When a connector's TableSchema.from_class() encounters an Annotated[NDArray, annotation] field, it resolves the annotation — unwrapping ContextKey if needed — and calls __coco_vector_schema__() to determine the column's dimension and dtype.

MultiVectorSchema / MultiVectorSchemaProvider

Analogous types for multi-vector columns (e.g., ColBERT-style token-level embeddings). MultiVectorSchema wraps a VectorSchema describing the individual vectors. Used by connectors like Qdrant that support multi-vector storage.

from cocoindex.resources.schema import MultiVectorSchema, VectorSchema

multi_schema = MultiVectorSchema(
vector_schema=VectorSchema(dtype=np.dtype(np.float32), size=128)
)

ID Generation

The ID module (cocoindex.resources.id) provides utilities for generating stable unique IDs and UUIDs that persist across incremental updates.

Choosing the Right API

APISame dep produces...Use when...
generate_id(dep)Same ID every timeEach unique input maps to exactly one ID
IdGenerator.next_id(dep)Distinct ID each callYou need multiple IDs for potentially non-distinct inputs

The same distinction applies to generate_uuid vs UuidGenerator.

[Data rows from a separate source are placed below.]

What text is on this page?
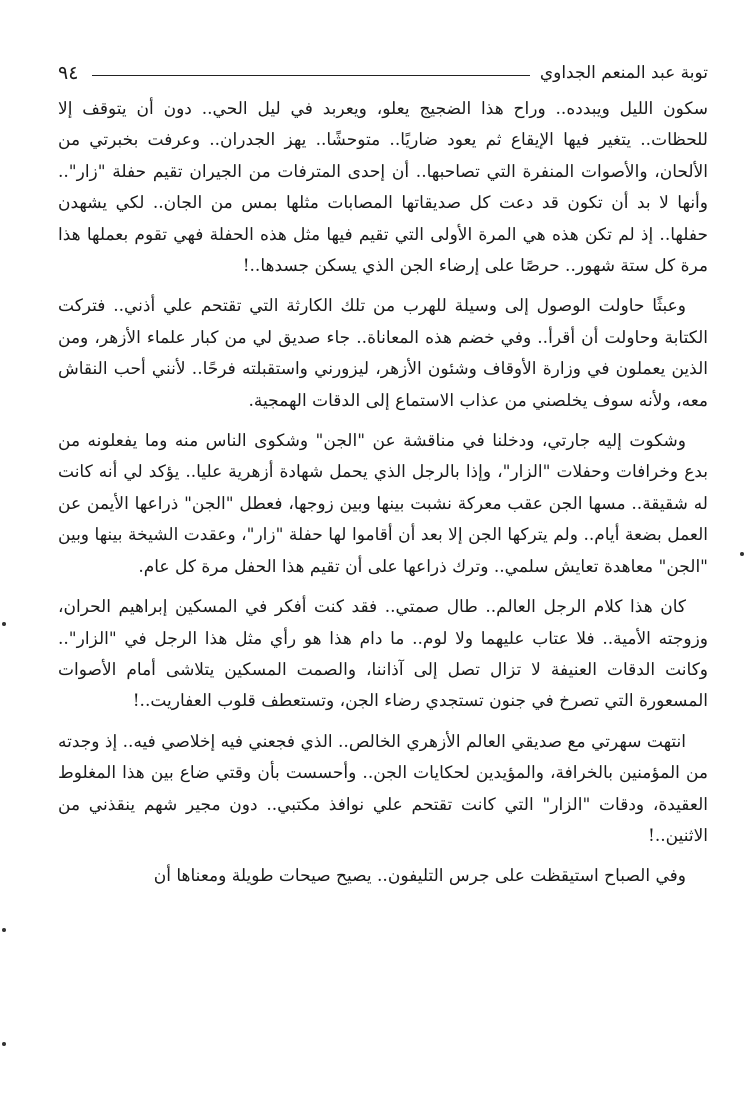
توبة عبد المنعم الجداوي
٩٤

سكون الليل ويبدده.. وراح هذا الضجيج يعلو، ويعربد في ليل الحي.. دون أن يتوقف إلا للحظات.. يتغير فيها الإيقاع ثم يعود ضاريًا.. متوحشًا.. يهز الجدران.. وعرفت بخبرتي من الألحان، والأصوات المنفرة التي تصاحبها.. أن إحدى المترفات من الجيران تقيم حفلة "زار".. وأنها لا بد أن تكون قد دعت كل صديقاتها المصابات مثلها بمس من الجان.. لكي يشهدن حفلها.. إذ لم تكن هذه هي المرة الأولى التي تقيم فيها مثل هذه الحفلة فهي تقوم بعملها هذا مرة كل ستة شهور.. حرصًا على إرضاء الجن الذي يسكن جسدها..!

وعبثًا حاولت الوصول إلى وسيلة للهرب من تلك الكارثة التي تقتحم علي أذني.. فتركت الكتابة وحاولت أن أقرأ.. وفي خضم هذه المعاناة.. جاء صديق لي من كبار علماء الأزهر، ومن الذين يعملون في وزارة الأوقاف وشئون الأزهر، ليزورني واستقبلته فرحًا.. لأنني أحب النقاش معه، ولأنه سوف يخلصني من عذاب الاستماع إلى الدقات الهمجية.

وشكوت إليه جارتي، ودخلنا في مناقشة عن "الجن" وشكوى الناس منه وما يفعلونه من بدع وخرافات وحفلات "الزار"، وإذا بالرجل الذي يحمل شهادة أزهرية عليا.. يؤكد لي أنه كانت له شقيقة.. مسها الجن عقب معركة نشبت بينها وبين زوجها، فعطل "الجن" ذراعها الأيمن عن العمل بضعة أيام.. ولم يتركها الجن إلا بعد أن أقاموا لها حفلة "زار"، وعقدت الشيخة بينها وبين "الجن" معاهدة تعايش سلمي.. وترك ذراعها على أن تقيم هذا الحفل مرة كل عام.

كان هذا كلام الرجل العالم.. طال صمتي.. فقد كنت أفكر في المسكين إبراهيم الحران، وزوجته الأمية.. فلا عتاب عليهما ولا لوم.. ما دام هذا هو رأي مثل هذا الرجل في "الزار".. وكانت الدقات العنيفة لا تزال تصل إلى آذاننا، والصمت المسكين يتلاشى أمام الأصوات المسعورة التي تصرخ في جنون تستجدي رضاء الجن، وتستعطف قلوب العفاريت..!

انتهت سهرتي مع صديقي العالم الأزهري الخالص.. الذي فجعني فيه إخلاصي فيه.. إذ وجدته من المؤمنين بالخرافة، والمؤيدين لحكايات الجن.. وأحسست بأن وقتي ضاع بين هذا المغلوط العقيدة، ودقات "الزار" التي كانت تقتحم علي نوافذ مكتبي.. دون مجير شهم ينقذني من الاثنين..!

وفي الصباح استيقظت على جرس التليفون.. يصيح صيحات طويلة ومعناها أن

generate_id / generate_uuid

Async functions that return the same ID/UUID for the same dep value. These are idempotent: calling multiple times with identical dep yields identical results.

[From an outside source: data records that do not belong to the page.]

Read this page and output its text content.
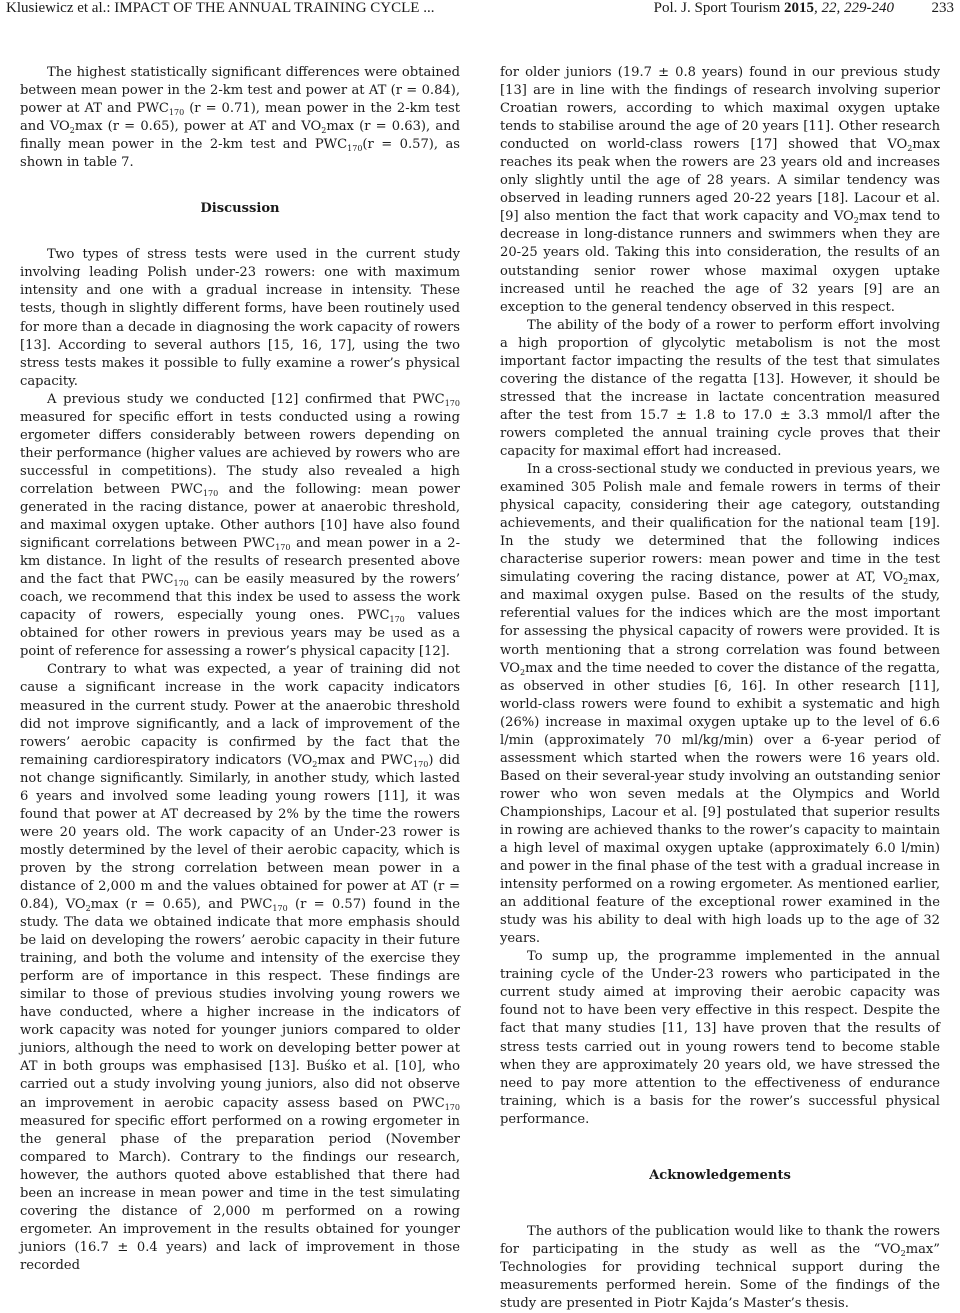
Klusiewicz et al.: IMPACT OF THE ANNUAL TRAINING CYCLE ...	Pol. J. Sport Tourism 2015, 22, 229-240	233

The highest statistically significant differences were obtained between mean power in the 2-km test and power at AT (r = 0.84), power at AT and $PWC_{170}$ (r = 0.71), mean power in the 2-km test and $VO_2\max$ (r = 0.65), power at AT and $VO_2\max$ (r = 0.63), and finally mean power in the 2-km test and $PWC_{170}(r = 0.57)$, as shown in table 7.

Discussion

Two types of stress tests were used in the current study involving leading Polish under-23 rowers: one with maximum intensity and one with a gradual increase in intensity. These tests, though in slightly different forms, have been routinely used for more than a decade in diagnosing the work capacity of rowers [13]. According to several authors [15, 16, 17], using the two stress tests makes it possible to fully examine a rower’s physical capacity.

A previous study we conducted [12] confirmed that $PWC_{170}$ measured for specific effort in tests conducted using a rowing ergometer differs considerably between rowers depending on their performance (higher values are achieved by rowers who are successful in competitions). The study also revealed a high correlation between $PWC_{170}$ and the following: mean power generated in the racing distance, power at anaerobic threshold, and maximal oxygen uptake. Other authors [10] have also found significant correlations between $PWC_{170}$ and mean power in a 2-km distance. In light of the results of research presented above and the fact that $PWC_{170}$ can be easily measured by the rowers’ coach, we recommend that this index be used to assess the work capacity of rowers, especially young ones. $PWC_{170}$ values obtained for other rowers in previous years may be used as a point of reference for assessing a rower’s physical capacity [12].

Contrary to what was expected, a year of training did not cause a significant increase in the work capacity indicators measured in the current study. Power at the anaerobic threshold did not improve significantly, and a lack of improvement of the rowers’ aerobic capacity is confirmed by the fact that the remaining cardiorespiratory indicators ($VO_2\max$ and $PWC_{170}$) did not change significantly. Similarly, in another study, which lasted 6 years and involved some leading young rowers [11], it was found that power at AT decreased by 2% by the time the rowers were 20 years old. The work capacity of an Under-23 rower is mostly determined by the level of their aerobic capacity, which is proven by the strong correlation between mean power in a distance of 2,000 m and the values obtained for power at AT (r = 0.84), $VO_2\max$ (r = 0.65), and $PWC_{170}$ (r = 0.57) found in the study. The data we obtained indicate that more emphasis should be laid on developing the rowers’ aerobic capacity in their future training, and both the volume and intensity of the exercise they perform are of importance in this respect. These findings are similar to those of previous studies involving young rowers we have conducted, where a higher increase in the indicators of work capacity was noted for younger juniors compared to older juniors, although the need to work on developing better power at AT in both groups was emphasised [13]. Buśko et al. [10], who carried out a study involving young juniors, also did not observe an improvement in aerobic capacity assess based on $PWC_{170}$ measured for specific effort performed on a rowing ergometer in the general phase of the preparation period (November compared to March). Contrary to the findings our research, however, the authors quoted above established that there had been an increase in mean power and time in the test simulating covering the distance of 2,000 m performed on a rowing ergometer. An improvement in the results obtained for younger juniors (16.7 ± 0.4 years) and lack of improvement in those recorded

for older juniors (19.7 ± 0.8 years) found in our previous study [13] are in line with the findings of research involving superior Croatian rowers, according to which maximal oxygen uptake tends to stabilise around the age of 20 years [11]. Other research conducted on world-class rowers [17] showed that $VO_2\max$ reaches its peak when the rowers are 23 years old and increases only slightly until the age of 28 years. A similar tendency was observed in leading runners aged 20-22 years [18]. Lacour et al. [9] also mention the fact that work capacity and $VO_2\max$ tend to decrease in long-distance runners and swimmers when they are 20-25 years old. Taking this into consideration, the results of an outstanding senior rower whose maximal oxygen uptake increased until he reached the age of 32 years [9] are an exception to the general tendency observed in this respect.

The ability of the body of a rower to perform effort involving a high proportion of glycolytic metabolism is not the most important factor impacting the results of the test that simulates covering the distance of the regatta [13]. However, it should be stressed that the increase in lactate concentration measured after the test from 15.7 ± 1.8 to 17.0 ± 3.3 mmol/l after the rowers completed the annual training cycle proves that their capacity for maximal effort had increased.

In a cross-sectional study we conducted in previous years, we examined 305 Polish male and female rowers in terms of their physical capacity, considering their age category, outstanding achievements, and their qualification for the national team [19]. In the study we determined that the following indices characterise superior rowers: mean power and time in the test simulating covering the racing distance, power at AT, $VO_2\max$, and maximal oxygen pulse. Based on the results of the study, referential values for the indices which are the most important for assessing the physical capacity of rowers were provided. It is worth mentioning that a strong correlation was found between $VO_2\max$ and the time needed to cover the distance of the regatta, as observed in other studies [6, 16]. In other research [11], world-class rowers were found to exhibit a systematic and high (26%) increase in maximal oxygen uptake up to the level of 6.6 l/min (approximately 70 ml/kg/min) over a 6-year period of assessment which started when the rowers were 16 years old. Based on their several-year study involving an outstanding senior rower who won seven medals at the Olympics and World Championships, Lacour et al. [9] postulated that superior results in rowing are achieved thanks to the rower’s capacity to maintain a high level of maximal oxygen uptake (approximately 6.0 l/min) and power in the final phase of the test with a gradual increase in intensity performed on a rowing ergometer. As mentioned earlier, an additional feature of the exceptional rower examined in the study was his ability to deal with high loads up to the age of 32 years.

To sump up, the programme implemented in the annual training cycle of the Under-23 rowers who participated in the current study aimed at improving their aerobic capacity was found not to have been very effective in this respect. Despite the fact that many studies [11, 13] have proven that the results of stress tests carried out in young rowers tend to become stable when they are approximately 20 years old, we have stressed the need to pay more attention to the effectiveness of endurance training, which is a basis for the rower’s successful physical performance.

Acknowledgements

The authors of the publication would like to thank the rowers for participating in the study as well as the “$VO_2\max$” Technologies for providing technical support during the measurements performed herein. Some of the findings of the study are presented in Piotr Kajda’s Master’s thesis.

from cocoindex.resources.id import generate_id, generate_uuid

async def process_item(item: Item) -> Row:
# Same item.key always gets the same ID
item_id = await generate_id(item.key)
return Row(id=item_id, data=item.data)

async def process_document(doc: Document) -> Row:
# Same doc.path always gets the same UUID
doc_uuid = await generate_uuid(doc.path)
return Row(id=doc_uuid, content=doc.content)

Parameters:

  • dep — Dependency value that determines the ID/UUID. The same dep always produces the same result within a component. Defaults to None.

Returns:

  • generate_id returns an int (IDs start from 1; 0 is reserved)
  • generate_uuid returns a uuid.UUID

IdGenerator / UuidGenerator

Classes that return a distinct ID/UUID on each call, even when called with the same dep value. The sequence is stable across runs.

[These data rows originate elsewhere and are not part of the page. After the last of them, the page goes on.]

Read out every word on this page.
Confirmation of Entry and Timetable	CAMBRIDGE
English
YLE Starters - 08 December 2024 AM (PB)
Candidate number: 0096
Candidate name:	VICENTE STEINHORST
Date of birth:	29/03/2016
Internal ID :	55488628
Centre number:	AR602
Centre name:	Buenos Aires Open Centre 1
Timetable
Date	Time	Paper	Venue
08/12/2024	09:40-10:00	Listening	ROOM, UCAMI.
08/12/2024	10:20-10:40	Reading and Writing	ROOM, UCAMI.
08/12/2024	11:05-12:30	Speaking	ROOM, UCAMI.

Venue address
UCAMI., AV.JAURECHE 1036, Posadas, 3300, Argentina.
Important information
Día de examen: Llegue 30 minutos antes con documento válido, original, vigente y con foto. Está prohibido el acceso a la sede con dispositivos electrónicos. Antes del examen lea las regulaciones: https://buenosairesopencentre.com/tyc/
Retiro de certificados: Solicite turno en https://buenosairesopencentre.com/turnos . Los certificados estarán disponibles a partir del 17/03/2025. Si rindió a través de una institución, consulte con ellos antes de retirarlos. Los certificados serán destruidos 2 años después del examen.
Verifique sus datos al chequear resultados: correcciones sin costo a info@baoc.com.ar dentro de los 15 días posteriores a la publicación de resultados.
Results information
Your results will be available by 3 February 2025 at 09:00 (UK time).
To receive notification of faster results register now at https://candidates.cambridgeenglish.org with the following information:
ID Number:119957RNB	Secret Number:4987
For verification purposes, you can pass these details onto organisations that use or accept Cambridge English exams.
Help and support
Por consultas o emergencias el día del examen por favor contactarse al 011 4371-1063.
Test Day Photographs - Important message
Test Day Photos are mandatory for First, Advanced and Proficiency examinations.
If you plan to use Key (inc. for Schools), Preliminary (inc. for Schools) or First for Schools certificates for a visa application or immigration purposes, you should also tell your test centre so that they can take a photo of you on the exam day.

Use these when you need multiple IDs for potentially non-distinct inputs, such as splitting text into chunks where chunks may have identical content but still need unique IDs.

from cocoindex.resources.id import IdGenerator, UuidGenerator

async def process_document(doc: Document) -> list[Row]:
# Use doc.path to distinguish generators within the same processing component
id_gen = IdGenerator(deps=doc.path)
rows = []
for chunk in split_into_chunks(doc.content):
# Each call returns a distinct ID, even if chunks are identical
chunk_id = await id_gen.next_id(chunk.content)
rows.append(Row(id=chunk_id, content=chunk.content))
return rows

async def process_with_uuids(doc: Document) -> list[Row]:
# Use doc.path to distinguish generators within the same processing component
uuid_gen = UuidGenerator(deps=doc.path)
rows = []
for chunk in split_into_chunks(doc.content):
# Each call returns a distinct UUID, even if chunks are identical
chunk_uuid = await uuid_gen.next_uuid(chunk.content)
rows.append(Row(id=chunk_uuid, content=chunk.content))
return rows

Constructor:

  • IdGenerator(deps=None) / UuidGenerator(deps=None) — Create a generator. The deps parameter distinguishes generators within the same processing component. Use distinct deps values for different generator instances.

Methods:

  • async IdGenerator.next_id(dep=None) — Generate the next unique integer ID (distinct on each call)
  • async UuidGenerator.next_uuid(dep=None) — Generate the next unique UUID (distinct on each call)